Position paper
for GeoLibraries Workshop, June 15-16 1998
Christos
Faloutsos
Carnegie Mellon University
WHAT IS A GEOLIBRARY?
Geo-referenced facts, like "Olympic games in Atlanta, Georgia,
Aug 1996". The facts can be explicity geo-referenced (eg., through
a GPS reading), or implicitly, as above. Facts can be
- text (like the example above)
- a formatted record (in a relational/SQL form)
- multimedia (eg., a video clip, or an image, or a voice clip)
The geo-referencing should include the precision, and could potentially
include elevation and/or time-stamp. Thus, it would be of the form: (x
+/- Dx, y +/- Dy, z +/- Dz, t +/- Dt)
TYPES OF QUERIES
We envision two major types of queries: (A) queries on geographic attributes
and (B) Spatial data mining. Examples of the first are selections and 'spatial-joins'
on geographic attributes:
- find tour-guides for Washington DC
- find the 5 nearest restaurants to our hotel
- Overlay a climate map (avg temperature) with an income map
Examples of data mining are:
- Find correlations between weather, vegetation and economic growth of
U.S.A. regions
- find articles on tornado touch-downs; geo-reference them and plot them
DATABASE PERSPECTIVES
Collaboration between Geography, Databases, Information Retrieval
seems necessary and very promising. Database research has much to offer:
- mature tools for spatial and temporal data ("R-trees", clustering
methods, fast algorithms for spatial joins and overlays)

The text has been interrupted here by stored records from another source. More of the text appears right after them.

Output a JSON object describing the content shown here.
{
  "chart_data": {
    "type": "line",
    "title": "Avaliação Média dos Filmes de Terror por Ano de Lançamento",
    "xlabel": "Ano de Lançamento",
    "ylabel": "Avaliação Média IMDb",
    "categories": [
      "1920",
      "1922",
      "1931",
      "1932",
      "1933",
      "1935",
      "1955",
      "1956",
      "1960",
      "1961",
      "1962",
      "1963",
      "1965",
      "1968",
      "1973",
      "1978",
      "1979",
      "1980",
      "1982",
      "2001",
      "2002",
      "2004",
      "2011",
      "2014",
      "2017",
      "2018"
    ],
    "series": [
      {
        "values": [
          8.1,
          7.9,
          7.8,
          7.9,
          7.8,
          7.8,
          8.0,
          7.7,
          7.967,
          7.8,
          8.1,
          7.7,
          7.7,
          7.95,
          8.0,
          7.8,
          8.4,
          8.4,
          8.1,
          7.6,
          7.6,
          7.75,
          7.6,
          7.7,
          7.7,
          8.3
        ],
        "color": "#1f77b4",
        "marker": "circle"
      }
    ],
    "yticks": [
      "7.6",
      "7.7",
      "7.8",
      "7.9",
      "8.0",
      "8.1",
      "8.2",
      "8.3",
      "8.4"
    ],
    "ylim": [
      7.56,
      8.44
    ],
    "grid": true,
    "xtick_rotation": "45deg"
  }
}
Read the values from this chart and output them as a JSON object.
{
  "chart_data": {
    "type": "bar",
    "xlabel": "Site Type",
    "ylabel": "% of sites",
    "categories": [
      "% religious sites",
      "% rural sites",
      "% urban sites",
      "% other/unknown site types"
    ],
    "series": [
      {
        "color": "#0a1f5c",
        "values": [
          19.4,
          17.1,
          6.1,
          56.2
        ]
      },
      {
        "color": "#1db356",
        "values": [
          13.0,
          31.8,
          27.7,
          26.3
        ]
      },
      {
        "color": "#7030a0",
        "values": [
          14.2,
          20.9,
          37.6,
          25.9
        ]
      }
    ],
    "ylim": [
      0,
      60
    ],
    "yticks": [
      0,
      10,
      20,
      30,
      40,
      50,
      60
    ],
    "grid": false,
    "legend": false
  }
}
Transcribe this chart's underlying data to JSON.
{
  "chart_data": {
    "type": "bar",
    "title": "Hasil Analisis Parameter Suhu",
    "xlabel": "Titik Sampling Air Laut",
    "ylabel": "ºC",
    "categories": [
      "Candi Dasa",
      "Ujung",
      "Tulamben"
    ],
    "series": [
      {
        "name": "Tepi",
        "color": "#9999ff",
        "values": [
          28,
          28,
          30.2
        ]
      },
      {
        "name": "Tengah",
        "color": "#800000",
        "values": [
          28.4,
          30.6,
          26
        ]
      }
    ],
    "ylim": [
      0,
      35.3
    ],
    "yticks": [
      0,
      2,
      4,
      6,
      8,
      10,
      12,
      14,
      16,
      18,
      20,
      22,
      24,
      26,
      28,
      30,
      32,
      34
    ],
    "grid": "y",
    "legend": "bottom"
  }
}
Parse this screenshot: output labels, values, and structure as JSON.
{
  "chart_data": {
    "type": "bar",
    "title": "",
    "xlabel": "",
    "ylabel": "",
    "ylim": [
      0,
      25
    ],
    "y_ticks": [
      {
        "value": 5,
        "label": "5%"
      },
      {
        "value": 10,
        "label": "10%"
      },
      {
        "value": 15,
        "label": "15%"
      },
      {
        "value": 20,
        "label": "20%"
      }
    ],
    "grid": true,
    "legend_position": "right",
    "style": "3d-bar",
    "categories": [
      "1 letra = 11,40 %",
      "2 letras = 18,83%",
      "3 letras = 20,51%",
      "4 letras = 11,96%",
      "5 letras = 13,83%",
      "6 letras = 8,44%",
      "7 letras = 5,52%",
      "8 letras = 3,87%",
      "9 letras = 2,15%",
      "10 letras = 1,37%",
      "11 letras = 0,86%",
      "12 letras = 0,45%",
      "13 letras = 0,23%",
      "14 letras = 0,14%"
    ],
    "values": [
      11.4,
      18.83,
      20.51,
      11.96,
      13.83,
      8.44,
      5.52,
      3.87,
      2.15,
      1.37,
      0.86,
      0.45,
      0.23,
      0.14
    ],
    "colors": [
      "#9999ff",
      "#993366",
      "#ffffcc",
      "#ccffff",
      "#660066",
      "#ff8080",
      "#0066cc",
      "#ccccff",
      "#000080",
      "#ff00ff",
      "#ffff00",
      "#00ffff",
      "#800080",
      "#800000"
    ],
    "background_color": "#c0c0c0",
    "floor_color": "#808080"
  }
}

- interoperability tools ('mediators', 'multi-databases', data warehouses)
to handle multiple information sources and to map them into a unified schema
- Traditionally, the emphasis in database research is on large datasets.
The results are scaleable algorithms, compression, multi-resolution representation.
Data mining (which requires AI, DB, Statistics) also has a lot
to offer:
- spatial data mining (‘find correlations between distance from lakes
and house values’)
- powerful statistics tools (regression, singular value decomposition,
forecasting)
- several visualization tools (scatter plots, parallel axis, interactive
visualization)
NEEDS
It seems that standards of representation are necessary. Specifically,
standards should be established to represent geographical entities (points
(cities, etc), lines and polylines (roads, rivers), regions (counties,
lakes, islands)).
In that respect, an XML extension would seem very promising, to facilitate
exchange, and processing of geographic data.